Nel dicembre del 1903, il destino del conteso torrione parve ormai segnato. Il consiglio comunale ne deliberò di nuovo la demolizione. Era soprattutto l’esigenza di dare lavoro ai disoccupati a metterne a repentaglio l’esistenza; le ragioni di carattere igienico ed estetico addotte avevano più che altro il significato di rafforzare le motivazioni contingenti. Nelle settimane successive, l’opinione pubblica partecipò con insolito ardore al dibattito originato dalla deliberazione consiliare. Ci fu chi contestò le ragioni igieniche, sostenendo che di aria e luce ve n’era a sufficienza in quell’area; il piccone avrebbe dovuto essere impiegato poco distante, nel quartiere della Mattonata: “Lì è forse da vedere se l’aria, la luce, l’igiene esiste, sia nelle strade, come nelle abitazioni. Lì è che un municipio veramente popolare deve ficcare gli occhi ed il naso”. Né, agli oppositori, pareva convincente la tesi secondo cui porta Santa Maria impediva la normale circolazione dei veicoli: “Allo stato odierno dell’attività cittadina”, si scrisse con amara ironia, “quello stretto passo è più che sufficiente alla nostra entrata ed uscita” .

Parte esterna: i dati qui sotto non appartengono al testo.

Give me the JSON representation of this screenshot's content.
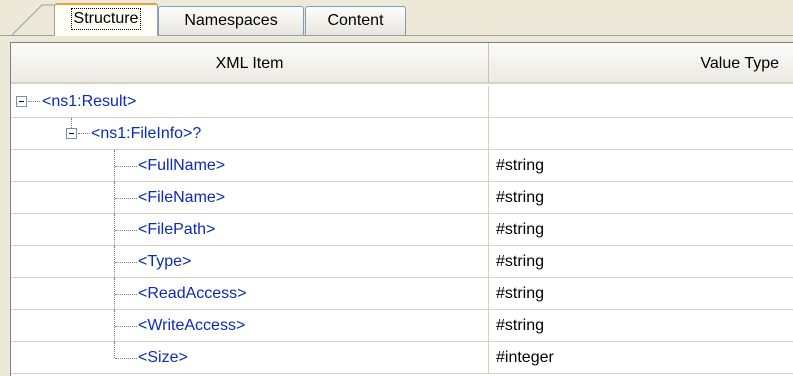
{
  "tabs": [
    {
      "label": "Structure",
      "active": true
    },
    {
      "label": "Namespaces",
      "active": false
    },
    {
      "label": "Content",
      "active": false
    }
  ],
  "table": {
    "columns": [
      "XML Item",
      "Value Type"
    ],
    "rows": [
      {
        "item": "<ns1:Result>",
        "value": ""
      },
      {
        "item": "<ns1:FileInfo>?",
        "value": ""
      },
      {
        "item": "<FullName>",
        "value": "#string"
      },
      {
        "item": "<FileName>",
        "value": "#string"
      },
      {
        "item": "<FilePath>",
        "value": "#string"
      },
      {
        "item": "<Type>",
        "value": "#string"
      },
      {
        "item": "<ReadAccess>",
        "value": "#string"
      },
      {
        "item": "<WriteAccess>",
        "value": "#string"
      },
      {
        "item": "<Size>",
        "value": "#integer"
      }
    ]
  },
  "colors": {
    "item_text": "#0a2bb5",
    "tab_accent": "#e9a13b"
  }
}
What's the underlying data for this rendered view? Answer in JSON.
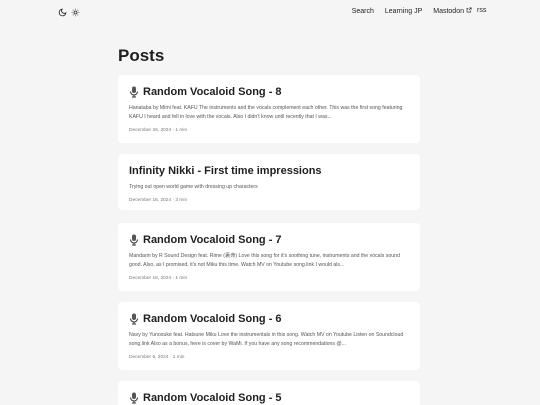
{
  "header": {
    "nav": [
      {
        "label": "Search"
      },
      {
        "label": "Learning JP"
      },
      {
        "label": "Mastodon",
        "external": true
      }
    ],
    "rss_label": "rss",
    "icons": {
      "theme_dark": "moon-icon",
      "theme_light": "sun-icon",
      "external": "external-link-icon"
    }
  },
  "main": {
    "title": "Posts",
    "posts": [
      {
        "icon": "microphone-icon",
        "title": "Random Vocaloid Song - 8",
        "summary": "Hanataba by Mimi feat. KAFU The instruments and the vocals complement each other. This was the first song featuring KAFU I heard and fell in love with the vocals. Also I didn't know until recently that I was...",
        "date": "December 26, 2024",
        "read_time": "1 min"
      },
      {
        "icon": "",
        "title": "Infinity Nikki - First time impressions",
        "summary": "Trying out open world game with dressing up characters",
        "date": "December 16, 2024",
        "read_time": "3 min"
      },
      {
        "icon": "microphone-icon",
        "title": "Random Vocaloid Song - 7",
        "summary": "Mandarin by R Sound Design feat. Rime (裏命) Love this song for it's soothing tune, instruments and the vocals sound good. Also, as I promised, it's not Miku this time. Watch MV on Youtube song.link I would als...",
        "date": "December 16, 2024",
        "read_time": "1 min"
      },
      {
        "icon": "microphone-icon",
        "title": "Random Vocaloid Song - 6",
        "summary": "Navy by Yunosuke feat. Hatsune Miku Love the instrumentals in this song. Watch MV on Youtube Listen on Soundcloud song.link Also as a bonus, here is cover by WaMi. If you have any song recommendations @...",
        "date": "December 6, 2024",
        "read_time": "1 min"
      },
      {
        "icon": "microphone-icon",
        "title": "Random Vocaloid Song - 5",
        "summary": "",
        "date": "",
        "read_time": ""
      }
    ]
  },
  "colors": {
    "background": "#f5f5f5",
    "card": "#ffffff",
    "text": "#1f1f1f",
    "muted": "#777777"
  }
}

Anche tra i sostenitori dei partiti popolari serpeggiava un certo rammarico per l’abbattimento di un fortilizio che ricordava l’orgogliosa difesa della propria libertà da parte dell’antico comune. Le asprezze polemiche e la conseguente caduta di stile nel dibattito fecero emergere nella loro schiettezza le ragioni delle due opposte fazioni, con tutte le implicazioni politiche e le visioni culturali che sottintendevano. Così, il torrione venne descritto come un “parapalle da bersaglio senza alcun vantaggio della città nostra”, un goffo impiccio alla circolazione gabellato per monumento storico ed artistico per puro e semplice spirito di opposizione politica, oppure “una costruzione posticcia, fatta su in fretta e furia, il cui merito non è altro che quello di essere di quattro secoli fa”.
Si levarono anche da Firenze voci a sostegno del torrione. Il periodico “Arte e Storia” definì la progettata demolizione “un inutile e deplorevole vandalismo, ispirato da quella smania di modernità che minaccia di trasformare l’aspetto delle nostre vecchie città, togliendo loro quanto conservano del loro carattere locale”. Giuseppe Lando Passerini denunciò duramente nel “Marzocco” “la barbarie democratica” e l’ignominia della borghesia dinanzi alla “implacabil furia demolitrice della gente nova”, lamentando come a Città di Castello già le antiche porte munite di San Florido, San Giacomo e Sant’Egidio fossero state ridotte a “goffe e volgari barriere”.
Forti di queste autorevoli prese di posizione, i monarchici tifernati issarono la loro bandiera sul torrione, pronti a difenderla a lungo contro il piccone demolitore dei socialisti. Questi ultimi risposero per un po’ colpo su colpo, ma, concentrati com’erano sugli enormi problemi economici e sociali della città, evitarono di farne una questione di principio.
Mentre divampava la polemica, Giovanni Magherini Graziani, ispettore agli scavi e monumenti della zona, e l’architetto Viviani, direttore del competente ufficio regionale, intervennero chiedendo la sospensione della delibera. Di lì a pochi giorni, il prefetto ricordava che il progetto avrebbe dovuto ricevere l’autorizzazione del ministero della Pubblica Istruzione. Grazie a questi tempestivi interventi, il torrione sopravviveva ancora una volta alla minaccia di abbattimento.